Whether these propositions and others like them constitute a “religious” establishment is irrelevant. To be sure, there are arguments that it is religious. But the hypertrophy of the concept of religion in American law has made the legal category “religion” so malleable as to render it useless as an analytical tool. And, at any rate, religious belief responds to the world in which it is situated. When that world tells dissenting citizens that their beliefs are irrational, anti-scientific, and benighted—and, indeed, that their objections to new establishment creeds are discreditable because they are religious—dissenters may be forgiven for taking the world at its word.
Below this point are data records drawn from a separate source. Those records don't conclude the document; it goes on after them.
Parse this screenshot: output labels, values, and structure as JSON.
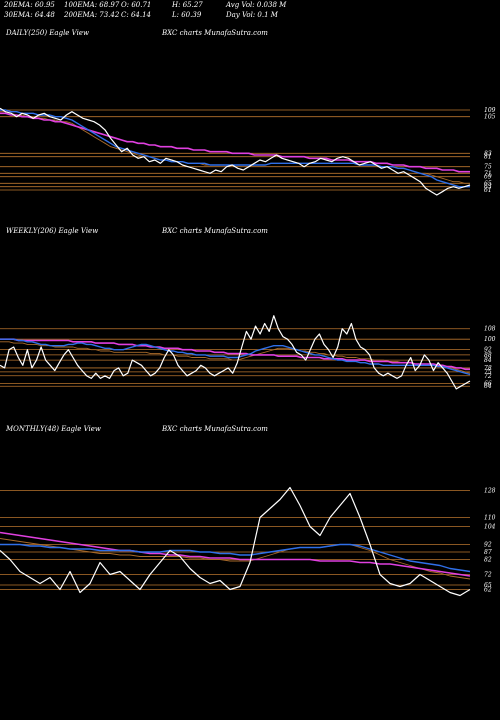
{
  "header": {
    "row1": [
      "20EMA: 60.95",
      "100EMA: 68.97",
      "O: 60.71",
      "H: 65.27",
      "Avg Vol: 0.038  M"
    ],
    "row2": [
      "30EMA: 64.48",
      "200EMA: 73.42",
      "C: 64.14",
      "L: 60.39",
      "Day Vol: 0.1  M"
    ]
  },
  "colors": {
    "price": "#ffffff",
    "ema_blue": "#2f6fe8",
    "ema_magenta": "#e040e0",
    "ema_brown": "#a86a2a",
    "level_lines": "#b8742e"
  },
  "chart_data": [
    {
      "type": "line",
      "title": "DAILY(250) Eagle  View",
      "subtitle": "BXC charts MunafaSutra.com",
      "ylim": [
        55,
        115
      ],
      "y_tick_labels": [
        "109",
        "105",
        "83",
        "81",
        "75",
        "71",
        "69",
        "65",
        "63",
        "61"
      ],
      "levels": [
        109,
        105,
        83,
        81,
        75,
        71,
        69,
        65,
        63,
        61
      ],
      "series": [
        {
          "role": "price",
          "values": [
            110,
            108,
            107,
            105,
            107,
            106,
            104,
            106,
            107,
            105,
            104,
            103,
            106,
            108,
            106,
            104,
            103,
            102,
            100,
            97,
            92,
            88,
            84,
            86,
            82,
            80,
            81,
            78,
            79,
            77,
            80,
            79,
            78,
            76,
            75,
            74,
            73,
            72,
            71,
            73,
            72,
            75,
            76,
            74,
            73,
            75,
            77,
            79,
            78,
            80,
            82,
            80,
            79,
            78,
            77,
            75,
            77,
            78,
            80,
            79,
            78,
            80,
            81,
            80,
            78,
            76,
            77,
            78,
            76,
            74,
            75,
            73,
            71,
            72,
            70,
            68,
            66,
            62,
            60,
            58,
            60,
            62,
            63,
            62,
            63,
            64
          ]
        },
        {
          "role": "ema_blue",
          "values": [
            109,
            109,
            108,
            108,
            107,
            107,
            107,
            106,
            106,
            106,
            105,
            105,
            104,
            103,
            101,
            99,
            97,
            95,
            93,
            91,
            89,
            87,
            86,
            85,
            84,
            83,
            82,
            81,
            80,
            79,
            79,
            78,
            78,
            78,
            77,
            77,
            77,
            77,
            76,
            76,
            76,
            76,
            76,
            76,
            76,
            76,
            76,
            76,
            76,
            77,
            77,
            77,
            77,
            77,
            77,
            77,
            77,
            77,
            77,
            77,
            77,
            77,
            77,
            77,
            77,
            76,
            76,
            76,
            76,
            75,
            75,
            75,
            74,
            74,
            73,
            72,
            71,
            70,
            69,
            67,
            66,
            65,
            64,
            63,
            63,
            63
          ]
        },
        {
          "role": "ema_magenta",
          "values": [
            107,
            107,
            106,
            106,
            105,
            105,
            104,
            104,
            103,
            103,
            102,
            102,
            101,
            100,
            99,
            98,
            97,
            96,
            95,
            94,
            93,
            92,
            91,
            90,
            90,
            89,
            89,
            88,
            88,
            87,
            87,
            87,
            86,
            86,
            86,
            85,
            85,
            85,
            84,
            84,
            84,
            84,
            83,
            83,
            83,
            83,
            82,
            82,
            82,
            82,
            82,
            81,
            81,
            81,
            81,
            81,
            80,
            80,
            80,
            80,
            79,
            79,
            79,
            79,
            78,
            78,
            78,
            78,
            77,
            77,
            77,
            76,
            76,
            76,
            75,
            75,
            75,
            74,
            74,
            74,
            73,
            73,
            73,
            72,
            72,
            72
          ]
        },
        {
          "role": "ema_brown",
          "values": [
            108,
            108,
            107,
            106,
            106,
            105,
            105,
            104,
            104,
            103,
            103,
            102,
            102,
            101,
            99,
            97,
            95,
            93,
            91,
            89,
            87,
            86,
            85,
            84,
            83,
            82,
            81,
            81,
            80,
            79,
            79,
            78,
            78,
            78,
            77,
            77,
            77,
            76,
            76,
            76,
            76,
            76,
            76,
            76,
            76,
            76,
            76,
            76,
            76,
            77,
            77,
            77,
            77,
            77,
            77,
            77,
            77,
            77,
            77,
            77,
            77,
            77,
            77,
            77,
            77,
            76,
            76,
            76,
            76,
            75,
            75,
            75,
            74,
            74,
            73,
            72,
            71,
            71,
            70,
            69,
            68,
            67,
            66,
            66,
            65,
            65
          ]
        }
      ]
    },
    {
      "type": "line",
      "title": "WEEKLY(206) Eagle  View",
      "subtitle": "BXC charts MunafaSutra.com",
      "ylim": [
        55,
        130
      ],
      "y_tick_labels": [
        "108",
        "100",
        "92",
        "88",
        "84",
        "78",
        "75",
        "72",
        "66",
        "64"
      ],
      "levels": [
        108,
        100,
        92,
        88,
        84,
        78,
        75,
        72,
        66,
        64
      ],
      "series": [
        {
          "role": "price",
          "values": [
            80,
            78,
            92,
            94,
            86,
            80,
            92,
            78,
            84,
            94,
            84,
            80,
            76,
            82,
            88,
            92,
            86,
            80,
            76,
            72,
            70,
            74,
            70,
            72,
            70,
            76,
            78,
            72,
            74,
            84,
            82,
            80,
            76,
            72,
            74,
            78,
            86,
            92,
            88,
            80,
            76,
            72,
            74,
            76,
            80,
            78,
            74,
            72,
            74,
            76,
            78,
            74,
            82,
            94,
            106,
            100,
            110,
            104,
            112,
            106,
            118,
            108,
            102,
            100,
            96,
            90,
            88,
            84,
            92,
            100,
            104,
            96,
            92,
            86,
            94,
            108,
            104,
            112,
            100,
            94,
            92,
            88,
            78,
            74,
            72,
            74,
            72,
            70,
            72,
            80,
            86,
            76,
            80,
            88,
            84,
            76,
            82,
            78,
            74,
            68,
            62,
            64,
            66,
            68
          ]
        },
        {
          "role": "ema_blue",
          "values": [
            100,
            100,
            100,
            100,
            99,
            99,
            98,
            98,
            97,
            96,
            96,
            95,
            95,
            95,
            95,
            96,
            96,
            97,
            97,
            96,
            96,
            95,
            94,
            93,
            93,
            92,
            92,
            92,
            93,
            94,
            95,
            96,
            96,
            95,
            94,
            93,
            92,
            91,
            91,
            90,
            90,
            89,
            89,
            88,
            88,
            88,
            87,
            87,
            87,
            87,
            86,
            86,
            86,
            87,
            88,
            89,
            91,
            92,
            93,
            94,
            95,
            95,
            95,
            94,
            93,
            92,
            91,
            90,
            89,
            88,
            88,
            87,
            86,
            85,
            84,
            84,
            83,
            83,
            83,
            82,
            82,
            81,
            81,
            81,
            80,
            80,
            80,
            80,
            80,
            80,
            80,
            80,
            80,
            80,
            80,
            80,
            79,
            79,
            78,
            77,
            76,
            75,
            74,
            73
          ]
        },
        {
          "role": "ema_magenta",
          "values": [
            100,
            100,
            100,
            100,
            99,
            99,
            99,
            99,
            99,
            99,
            99,
            99,
            99,
            99,
            99,
            99,
            98,
            98,
            98,
            98,
            98,
            97,
            97,
            97,
            97,
            97,
            96,
            96,
            96,
            96,
            95,
            95,
            95,
            94,
            94,
            94,
            93,
            93,
            93,
            93,
            92,
            92,
            92,
            91,
            91,
            91,
            91,
            90,
            90,
            90,
            89,
            89,
            89,
            89,
            89,
            88,
            88,
            88,
            88,
            88,
            88,
            87,
            87,
            87,
            87,
            87,
            86,
            86,
            86,
            86,
            86,
            85,
            85,
            85,
            85,
            85,
            84,
            84,
            84,
            84,
            84,
            83,
            83,
            83,
            83,
            83,
            82,
            82,
            82,
            82,
            82,
            81,
            81,
            81,
            81,
            81,
            80,
            80,
            79,
            79,
            78,
            78,
            77,
            77
          ]
        },
        {
          "role": "ema_brown",
          "values": [
            98,
            98,
            98,
            97,
            97,
            97,
            96,
            96,
            96,
            95,
            95,
            95,
            94,
            94,
            94,
            94,
            94,
            93,
            93,
            93,
            92,
            92,
            91,
            91,
            91,
            90,
            90,
            90,
            90,
            90,
            90,
            90,
            90,
            89,
            89,
            89,
            88,
            88,
            88,
            87,
            87,
            87,
            86,
            86,
            86,
            86,
            85,
            85,
            85,
            85,
            85,
            84,
            84,
            85,
            86,
            87,
            88,
            89,
            90,
            91,
            92,
            93,
            93,
            93,
            92,
            92,
            91,
            91,
            90,
            90,
            89,
            89,
            88,
            88,
            87,
            87,
            86,
            86,
            86,
            85,
            85,
            85,
            84,
            84,
            84,
            83,
            83,
            83,
            82,
            82,
            82,
            81,
            81,
            81,
            81,
            80,
            80,
            79,
            79,
            78,
            77,
            76,
            75,
            74
          ]
        }
      ]
    },
    {
      "type": "line",
      "title": "MONTHLY(48) Eagle  View",
      "subtitle": "BXC charts MunafaSutra.com",
      "ylim": [
        55,
        135
      ],
      "y_tick_labels": [
        "128",
        "110",
        "104",
        "92",
        "87",
        "82",
        "72",
        "65",
        "62"
      ],
      "levels": [
        128,
        110,
        104,
        92,
        87,
        82,
        72,
        65,
        62
      ],
      "series": [
        {
          "role": "price",
          "values": [
            88,
            82,
            74,
            70,
            66,
            70,
            62,
            74,
            60,
            66,
            80,
            72,
            74,
            68,
            62,
            72,
            80,
            88,
            84,
            76,
            70,
            66,
            68,
            62,
            64,
            80,
            110,
            116,
            122,
            130,
            118,
            104,
            98,
            110,
            118,
            126,
            110,
            92,
            72,
            66,
            64,
            66,
            72,
            68,
            64,
            60,
            58,
            62
          ]
        },
        {
          "role": "ema_blue",
          "values": [
            92,
            92,
            92,
            91,
            91,
            90,
            90,
            89,
            89,
            89,
            88,
            88,
            88,
            88,
            87,
            87,
            87,
            88,
            88,
            88,
            87,
            87,
            86,
            86,
            85,
            85,
            86,
            87,
            88,
            89,
            90,
            90,
            90,
            91,
            92,
            92,
            91,
            89,
            87,
            85,
            83,
            81,
            80,
            79,
            78,
            76,
            75,
            74
          ]
        },
        {
          "role": "ema_magenta",
          "values": [
            100,
            99,
            98,
            97,
            96,
            95,
            94,
            93,
            92,
            91,
            90,
            89,
            88,
            88,
            87,
            86,
            86,
            85,
            85,
            84,
            84,
            83,
            83,
            83,
            82,
            82,
            82,
            82,
            82,
            82,
            82,
            82,
            81,
            81,
            81,
            81,
            80,
            80,
            79,
            79,
            78,
            77,
            76,
            75,
            74,
            73,
            72,
            71
          ]
        },
        {
          "role": "ema_brown",
          "values": [
            96,
            95,
            94,
            93,
            92,
            91,
            90,
            89,
            88,
            87,
            86,
            86,
            85,
            85,
            84,
            84,
            84,
            84,
            84,
            83,
            83,
            82,
            82,
            81,
            81,
            81,
            83,
            85,
            87,
            89,
            90,
            90,
            90,
            91,
            92,
            92,
            90,
            88,
            85,
            82,
            80,
            78,
            76,
            74,
            73,
            71,
            70,
            69
          ]
        }
      ]
    }
  ]
}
If these dissenting views are religious, it is the new establishment that has made them so and, in consequence, entangled itself in religious controversy.
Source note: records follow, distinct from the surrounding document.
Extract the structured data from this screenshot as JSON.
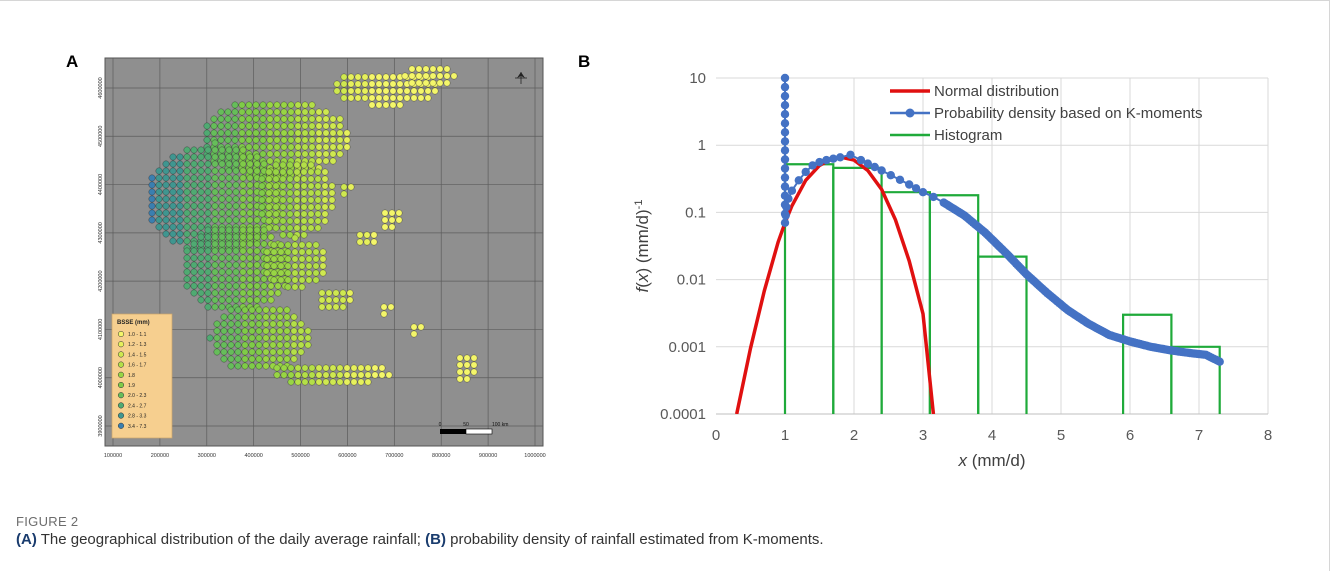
{
  "figure": {
    "label": "FIGURE 2",
    "caption_parts": [
      {
        "text": "(A)",
        "bold": true
      },
      {
        "text": " The geographical distribution of the daily average rainfall; ",
        "bold": false
      },
      {
        "text": "(B)",
        "bold": true
      },
      {
        "text": " probability density of rainfall estimated from K-moments.",
        "bold": false
      }
    ]
  },
  "panel_a": {
    "letter": "A",
    "legend_title": "BSSE (mm)",
    "legend_items": [
      {
        "label": "1.0 - 1.1",
        "color": "#f4f66a"
      },
      {
        "label": "1.2 - 1.3",
        "color": "#e6f05c"
      },
      {
        "label": "1.4 - 1.5",
        "color": "#cfe850"
      },
      {
        "label": "1.6 - 1.7",
        "color": "#b4df48"
      },
      {
        "label": "1.8",
        "color": "#98d544"
      },
      {
        "label": "1.9",
        "color": "#7fcb48"
      },
      {
        "label": "2.0 - 2.3",
        "color": "#66bd5a"
      },
      {
        "label": "2.4 - 2.7",
        "color": "#4faa72"
      },
      {
        "label": "2.8 - 3.3",
        "color": "#3f9690"
      },
      {
        "label": "3.4 - 7.3",
        "color": "#3a7fb0"
      }
    ],
    "x_ticks": [
      "100000",
      "200000",
      "300000",
      "400000",
      "500000",
      "600000",
      "700000",
      "800000",
      "900000",
      "1000000"
    ],
    "y_ticks": [
      "4600000",
      "4500000",
      "4400000",
      "4300000",
      "4200000",
      "4100000",
      "4000000",
      "3900000"
    ],
    "scalebar": {
      "labels": [
        "0",
        "50",
        "100 km"
      ]
    },
    "background_color": "#8f8f8f"
  },
  "panel_b": {
    "letter": "B",
    "chart_data": {
      "type": "line",
      "title": "",
      "xlabel": "x (mm/d)",
      "ylabel": "f(x) (mm/d)-1",
      "xlim": [
        0,
        8
      ],
      "ylim": [
        0.0001,
        10
      ],
      "yscale": "log",
      "x_ticks": [
        "0",
        "1",
        "2",
        "3",
        "4",
        "5",
        "6",
        "7",
        "8"
      ],
      "y_ticks": [
        "10",
        "1",
        "0.1",
        "0.01",
        "0.001",
        "0.0001"
      ],
      "grid": true,
      "legend_position": "top-center",
      "series": [
        {
          "name": "Normal distribution",
          "color": "#e01010",
          "x": [
            0.3,
            0.5,
            0.7,
            0.9,
            1.0,
            1.1,
            1.3,
            1.5,
            1.7,
            1.82,
            2.0,
            2.2,
            2.4,
            2.6,
            2.8,
            3.0,
            3.15
          ],
          "y": [
            0.0001,
            0.00095,
            0.0068,
            0.036,
            0.07,
            0.125,
            0.3,
            0.5,
            0.64,
            0.66,
            0.6,
            0.42,
            0.22,
            0.078,
            0.019,
            0.0031,
            0.0001
          ]
        },
        {
          "name": "Probability density based on K-moments",
          "color": "#4472c4",
          "x": [
            1.0,
            1.0,
            1.01,
            1.02,
            1.05,
            1.1,
            1.2,
            1.3,
            1.4,
            1.5,
            1.6,
            1.7,
            1.8,
            1.95,
            2.1,
            2.4,
            2.8,
            3.0,
            3.15,
            3.3,
            3.6,
            3.9,
            4.2,
            4.5,
            4.8,
            5.1,
            5.4,
            5.7,
            6.0,
            6.3,
            6.6,
            6.9,
            7.1,
            7.3
          ],
          "y": [
            10,
            0.07,
            0.09,
            0.12,
            0.16,
            0.21,
            0.3,
            0.4,
            0.5,
            0.56,
            0.6,
            0.63,
            0.66,
            0.72,
            0.6,
            0.42,
            0.26,
            0.2,
            0.17,
            0.14,
            0.09,
            0.05,
            0.025,
            0.012,
            0.0063,
            0.0035,
            0.0022,
            0.0015,
            0.0012,
            0.001,
            0.00088,
            0.0008,
            0.00076,
            0.0006
          ]
        },
        {
          "name": "Histogram",
          "color": "#1faa3a",
          "type": "histogram",
          "bins": [
            {
              "x0": 1.0,
              "x1": 1.7,
              "value": 0.52
            },
            {
              "x0": 1.7,
              "x1": 2.4,
              "value": 0.46
            },
            {
              "x0": 2.4,
              "x1": 3.1,
              "value": 0.2
            },
            {
              "x0": 3.1,
              "x1": 3.8,
              "value": 0.18
            },
            {
              "x0": 3.8,
              "x1": 4.5,
              "value": 0.022
            },
            {
              "x0": 5.9,
              "x1": 6.6,
              "value": 0.003
            },
            {
              "x0": 6.6,
              "x1": 7.3,
              "value": 0.001
            }
          ]
        }
      ]
    }
  }
}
Free exercise exemption has been thought a way to resist the new establishment. Yet the dynamics of resistance are ambiguous. Individual exemption—unless connected to a larger strategy—can validate and strengthen the new establishment, entrenching the supplicant position of the exempted. Many advocates of exemption do not object to this state of affairs. They insist that they have no interest in disrupting the new establishment. They are committed to it, too. Yet partisans of the new establishment are not wrong to sense possible danger from expanding rights of free exercise. These rights, if synthesized and organized, could become broader pockets and sub-communities of disestablishment. There is a continuum between free exercise and disestablishment. Dissenting positions on the family, education, religion, sex and gender, and others might be stitched together from the disaggregated set of free exercise exemption micro-victories to constitute challenges to the new establishment. To do that, however, would demand concerted action involving some mechanism other than exemption, and it is not plain that advocates of religious exemption are interested in that project. But the project may be coming whether they like it or not. Unlike the new establishmentarians, some free exercise advocates have not adequately appreciated (or do not wish to see) that the real fight is not about an individual exemption here or there, but about the future shape of the American establishment.”